For the second time in three years, Luna’s Georgia Gould ended her season as the winner of the Iceman Cometh Challenge, the 29-mile point-to-point mountain bike race that celebrated its 25th anniversary Saturday in Traverse City, Michigan.
Gould also won the Iceman Challenge in 2012, coming off her best season to date, a season that brought bronze medals at the Olympic Games and world championships, as well as four World Cup podium appearances.
However Gould has struggled since then, failing to crack the top 10 at an international event since that 2012 world championship race.
Her 2013 season was, in her words, “sucky,” while 2014 was not without its struggles, with sub-par international results, but a bit of salvation as well, with top-five finishes at four of the seven domestic Pro XCT events. Specifically, second-place at the national cross-country championship in July, just 15 seconds behind Lea Davison (Specialized), and a pair of wins the following day in the Super-D and short-track cross-country races, served as confirmation to Gould that, at age 34, she’s still got a bit of fire left in the stove.
Gould said that after taking most of the fall of 2013 off, she’d committed to racing the Iceman back in March, determined to return to what she said is quite possibly “the most fun bike race… ever.”
“Personally, for me, when I first heard people talking about the Iceman, it was always about the awesomeness of the event, more than just about the race,” Gould said. “There’s not much singletrack, but it’s really fun. It’s a point-to-point, which is a refreshing change from what I usually do, which is the World Cup standard 15-minute lap with steep climbs, and steep descents. This race is the total opposite — every hill you can see the top of. It’s fast, you’re in the big ring the whole time. There is a fair amount of singletrack, and also fun doubletrack. I was surprised the first time I raced it, by how much I liked the course.”
On Saturday, in cold, wet, and muddy conditions, Gould rode the majority of the 29-mile race alone to beat Canadian Emily Batty (Trek Factory Racing) by over three minutes; American Kelli Emmett (Liv) finished third, 1:21 behind Batty.

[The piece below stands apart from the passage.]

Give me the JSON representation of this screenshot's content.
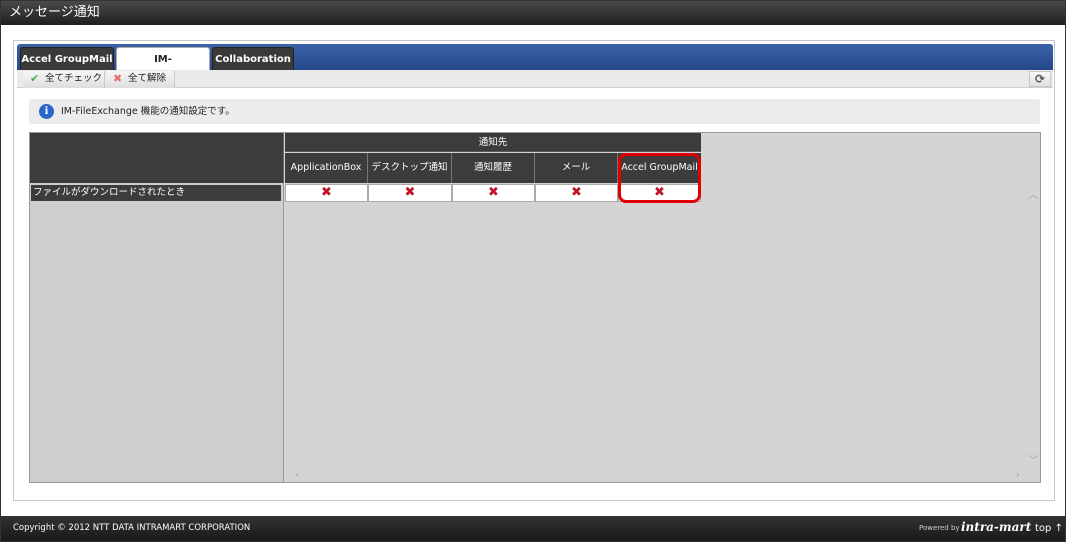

“It was pretty muddy this year, which added another element,” Gould said. “Because it is so fast and so flat, it can be a very tactical race. I remember that from 2012, everyone sat on my wheel, no one wanted to work, and it was hard to get away. There is no long, sustained climb, so you have to be patient and know when to make your move. At the beginning, I told myself to sit in, and to be patient.
“Then it whittled down to five or six of us, and we started to catch some of the guys. We went through a muddy section, and I was in the lead, and after we were through it, I had opened up a small gap. There was still about 30km to go, and I thought, ‘if I go now, I can ride my own pace, and I don’t have to worry about all the messing around. I can ride my own tempo, and save a little in case anyone catches me.’ Of course, as you get towards the finish, you start going for it a little more.”
Gould crossed the finish line in 2:12:55, to the cheers of a raucous crowd, a confetti cannon, and, a little later, a $6,000 check for the first-place finisher. She estimated she rode the final 90 minutes on her own.
All totaled, more than 5,400 participants took part in last weekend’s Iceman race, which rides through Michigan’s Pere Marquette State Forest. Prize money was on offer to the top five finishers in every amateur category.
“It was an awesome way end the season,” she said. “It is such an awesome community. I couldn’t believe the number of people at the finish line, considering it was 35 degrees out, sleeting and snowing. It’s amazing, all the people who race in the morning, and then come back out there for the pro finish. Afterwards, there was a fantastic party, with a great band. Everyone was having so much fun. It is the most fun bike race… ever. I’ll be back next year. Nothing else is confirmed for 2015, but I’ll be back at the Iceman.”
In the men’s race, Sheboygan, Wisconsin resident Brian Matter (KS Energy Services-Team Wisconsin) won his fourth Iceman title, giving him the most in the event’s 25-year history. Matter won in 1:56:54, four seconds ahead of defending champion Geoff Kabush (Scott-3Rox Racing), with Derek Zandstra, also of Scott-3Rox Racing, third, one second behind Kabush.
Gould, whose contract with Luna runs through the 2016 season, said she’s more or less done racing for the year, though she expects to race the national cyclocross championship in Austin in January.
“This fall I have been doing whatever I feel like,” she said. “I haven’t been training specifically for cyclocross, at all. I have been riding, but not training. I needed a mental break, as much as anything. I’m riding, but I am not looking at a training schedule.”
In the week before Iceman, Gould raced three days of UCI cyclocross at the Cincy3 Cyclocross Festival, finishing fifth, then eighth, then third in the Pan-American Continental Cyclocross Championship, behind Compton and Meredith Miller (Noosa).
Though she’s never won a national title, Gould has finished second three times behind 10-time winner Katie Compton. Her best result this fall was at the September 20 Trek CXC Cup in Wisoconsin, where she finished second to Compton.
“I always feel obligated to go to nationals, that’ll be my next race,” Gould said.